County seen as unable to handle an LNG crisis

Emergency official testifies to panel studying plan

October 19, 2006|By Laura Barnhardt | Laura Barnhardt,SUN REPORTER

Baltimore County lacks enough emergency responders and the proper equipment to handle an accident at a proposed liquefied natural gas plant on Sparrows Point, the county's homeland security chief told a group studying the project yesterday.

"We'd be taxed to say the least," said Richard G. Muth, director of the Office of Homeland Security and Emergency Management. "We're one of, if not the largest fire department in the state, and I can tell you we couldn't handle this -- not on our own. ... We're taxed every day with the everyday."

County firefighting vehicles don't carry the type of foam needed to douse burning LNG, which can't be extinguished with water, Muth said. And evacuating the eastern portion of the county would be extremely difficult because there are few exit routes and no reliable way to notify residents, he said.

Muth also expressed concern about the lack of data on LNG spills, as all of the major studies relied on models to calculate likely emergency scenarios.

The director's comments came during the third meeting of the state's LNG task force, a panel of residents and state officials assigned to report to the governor and state legislators about the effects of the proposed LNG facility on Sparrows Point.

The task force was created in the wake of a plan by AES Corp., a global power supplier, which wants to build the LNG terminal at the former Sparrows Point shipyard to receive shipments of the superchilled fuel via tankers from abroad. At the terminal, the LNG would be returned to a gas.

Company plans call for construction of an 87-mile pipeline from Sparrows Point through Harford County to southern Pennsylvania, where the gas would be distributed to points along the East Coast.

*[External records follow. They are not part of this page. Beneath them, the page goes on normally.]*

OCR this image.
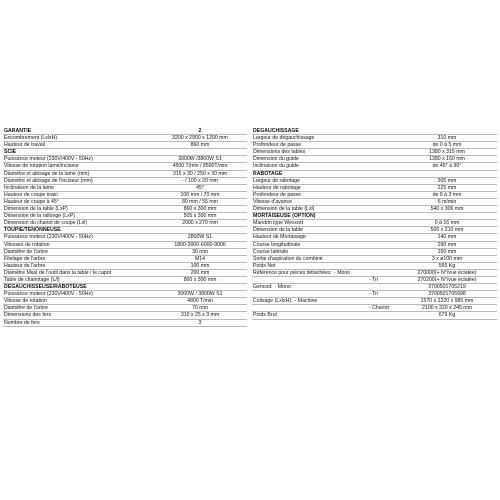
GARANTIE	2
Encombrement (LxlxH)	3200 x 2900 x 1200 mm
Hauteur de travail	860 mm
SCIE	
Puissance moteur (230V/400V - 50Hz)	3000W /3800W S1
Vitesse de rotation lame/inciseur	4500 T/min / 8500T/min
Diamètre et alésage de la lame (mm)	315 x 30 / 250 x 30 mm
Diamètre et alésage de l'inciseur (mm)	- / 100 x 20 mm
Inclinaison de la lame	45°
Hauteur de coupe maxi	100 mm / 70 mm
Hauteur de coupe à 45°	80 mm / 55 mm
Dimension de la table (LxP)	860 x 300 mm
Dimension de la rallonge (LxP)	505 x 300 mm
Dimension du chariot de coupe (Lxl)	2000 x 270 mm
TOUPIE/TENONNEUSE	
Puissance moteur (230V/400V - 50Hz)	2800W S1
Vitesses de rotation	1800-3000-6000-9000
Diamètre de l'arbre	30 mm
Filetage de l'arbre	M14
Hauteur de l'arbre	100 mm
Diamètre Maxi de l'outil dans la table / le capot	200 mm
Table de chariotage (L/l)	860 x 300 mm
DÉGAUCHISSEUSE/RABOTEUSE	
Puissance moteur (230V/400V - 50Hz)	3000W / 3800W S1
Vitesse de rotation	4800 T/min
Diamètre de l'arbre	70 mm
Dimensions des fers	310 x 25 x 3 mm
Nombre de fers	3
DÉGAUCHISSAGE	
Largeur de dégauchissage	310 mm
Profondeur de passe	de 0 à 5 mm
Dimensions des tables	1380 x 315 mm
Dimension du guide	1380 x 150 mm
Inclinaison du guide	de 45° à 90°
RABOTAGE	
Largeur de rabotage	305 mm
Hauteur de rabotage	225 mm
Profondeur de passe	de 0 à 3 mm
Vitesse d'avance	6 m/min
Dimension de la table (Lxl)	540 x 306 mm
MORTAISEUSE (OPTION)	
Mandrin type Wescott	0 à 16 mm
Dimension de la table	500 x 210 mm
Hauteur de Mortaisage	140 mm
Course longitudinale	290 mm
Course latérale	150 mm
Sortie d'aspiration du combiné	3 x ø100 mm
Poids Net	565 Kg
Référence pour pièces détachées: - Mono	270000(+ N°/vue éclatée)
- Tri	270200(+ N°/vue éclatée)
Gencod: - Mono	3700501705219
- Tri	3700501705998
Colisage (LxlxH): - Machine	1570 x 1220 x 985 mm
- Chariot	2100 x 320 x 245 mm
Poids Brut	679 Kg
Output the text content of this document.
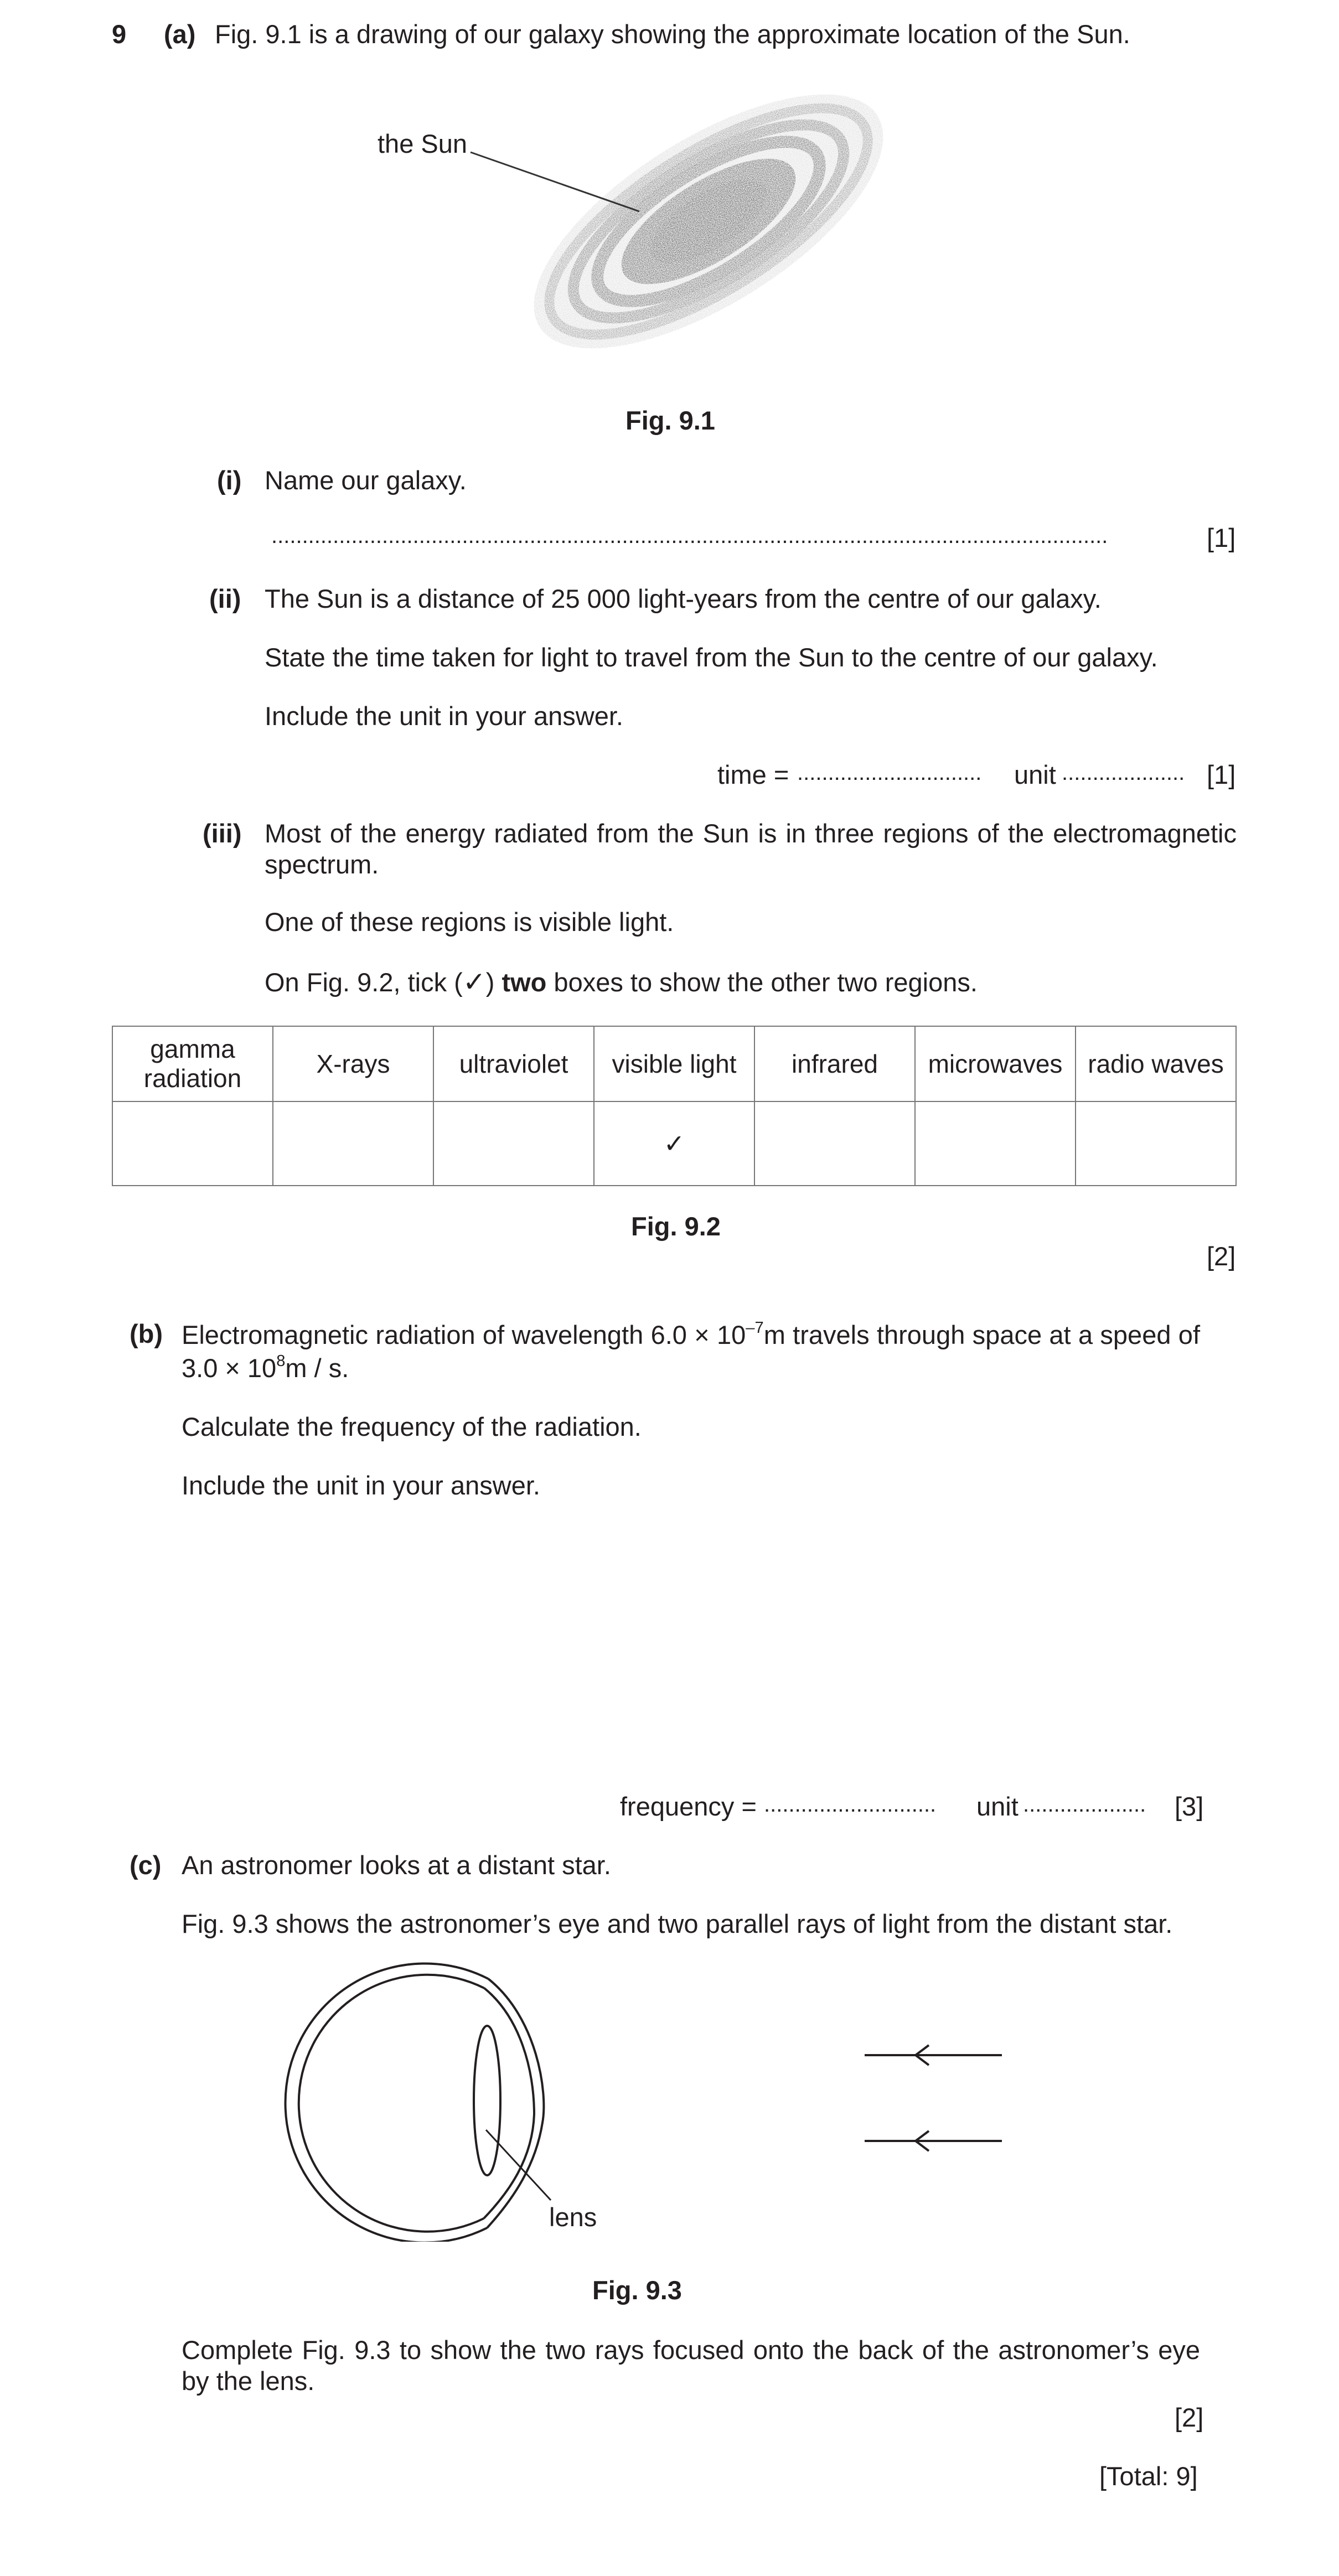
9 (a) Fig. 9.1 is a drawing of our galaxy showing the approximate location of the Sun.
the Sun
Fig. 9.1
(i) Name our galaxy.
........................................................................................................................................	[1]
(ii) The Sun is a distance of 25 000 light-years from the centre of our galaxy.
State the time taken for light to travel from the Sun to the centre of our galaxy.
Include the unit in your answer.
time = .............................. unit .................... [1]
(iii) Most of the energy radiated from the Sun is in three regions of the electromagnetic spectrum.
One of these regions is visible light.
On Fig. 9.2, tick (✓) two boxes to show the other two regions.
gamma radiation	X-rays	ultraviolet	visible light	infrared	microwaves	radio waves
			✓			
Fig. 9.2
[2]
(b) Electromagnetic radiation of wavelength $6.0 \times 10^{-7}m$ travels through space at a speed of $3.0 \times 10^8m / s$.
Calculate the frequency of the radiation.
Include the unit in your answer.
frequency = ............................ unit .................... [3]
(c) An astronomer looks at a distant star.
Fig. 9.3 shows the astronomer’s eye and two parallel rays of light from the distant star.
lens
Fig. 9.3
Complete Fig. 9.3 to show the two rays focused onto the back of the astronomer’s eye by the lens.
[2]
[Total: 9]
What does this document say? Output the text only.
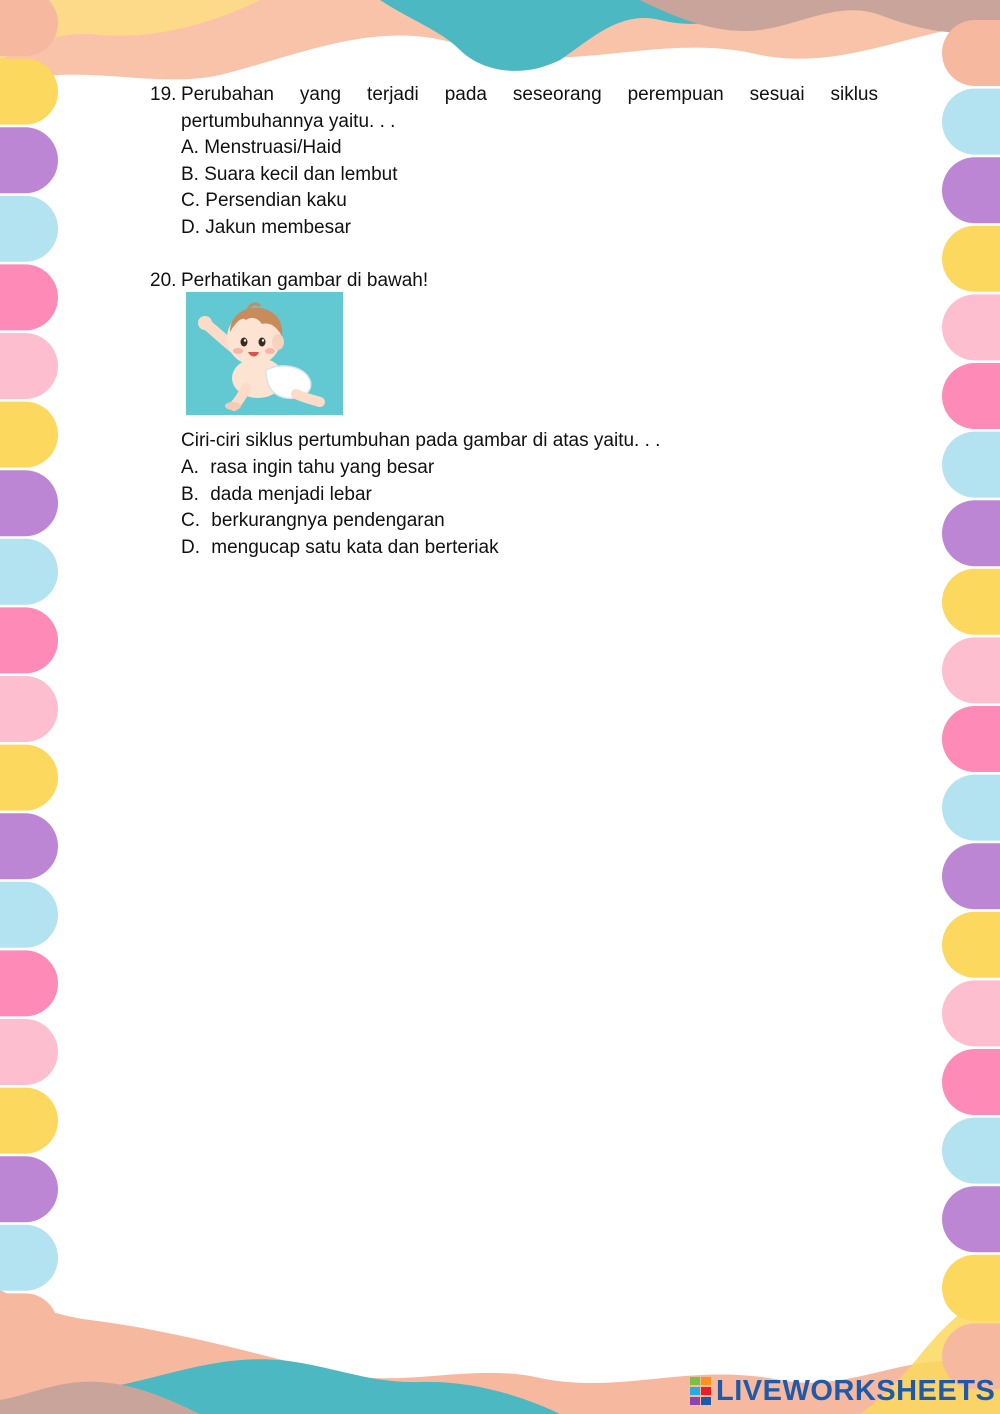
19. Perubahan yang terjadi pada seseorang perempuan sesuai siklus
pertumbuhannya yaitu. . .
A. Menstruasi/Haid
B. Suara kecil dan lembut
C. Persendian kaku
D. Jakun membesar
20. Perhatikan gambar di bawah!
Ciri-ciri siklus pertumbuhan pada gambar di atas yaitu. . .
A. rasa ingin tahu yang besar
B. dada menjadi lebar
C. berkurangnya pendengaran
D. mengucap satu kata dan berteriak
LIVEWORKSHEETS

The Federal Energy Regulatory Commission will decide whether to approve AES' plan once the company files its formal application, expected this year.

The project has been vehemently criticized by state and local elected officials and by residents who fear that the terminal would pose a danger to nearby neighborhoods and thwart efforts to bring new residents and businesses into the area.

Responding to concerns by county emergency officials, AES spokesman Zack Germroth said, "I'd say it's an educational process for the applicant and AES, because there are needs from the county's side that AES needs to be aware of. There are also resources that AES can help the county identify."

The company recently filed a complaint with the State Ethics Commission against Sharon Beazley, co-chairwoman of the LNG task force, arguing that she could not serve on the panel in an "objective and unbiased manner" because she also heads the Greater Dundalk Alliance's LNG Opposition team.

In a written statement, the company said it was expressing concern that "having such a strongly stated position of opposition to the proposed project" affected her ability to serve as co-chairwoman of the task force.

Beazley referred questions about the ethics complaint to Bart S. Fisher, the attorney for the LNG opposition team.

Fisher, who is working pro bono for the opposition team, called the Oct. 13 complaint "a blatant attempt to intimidate the task force."

The law that created the task force specifies the background of those on the panel, which has four members from the energy, environmental and scientific communities; six chosen by legislators in the area where the terminal is proposed; and representatives from the state's environment, natural resources, and energy departments.

"It's obvious those representatives will have a point of view," Fisher said. "It's not a conflict of interest to have a point of view."

The Washington attorney also noted that Beazley is a volunteer, not an employee of the opposition team, as the company had stated in its complaint. And Fisher said that Beazley, when selected as chairwoman of the task force by its members, asked to be co-chairwoman instead, as a way to balance the group's leadership.

Joel Baker, a University of Maryland environmental chemist, also is a co-chairman of the group.

The task force meets again Nov. 1 and Nov. 17. All meetings are open to the public. Meetings begin at 10 a.m. at the Maryland Department of the Environment offices in Montgomery Park, 1800 Washington Blvd. in Baltimore.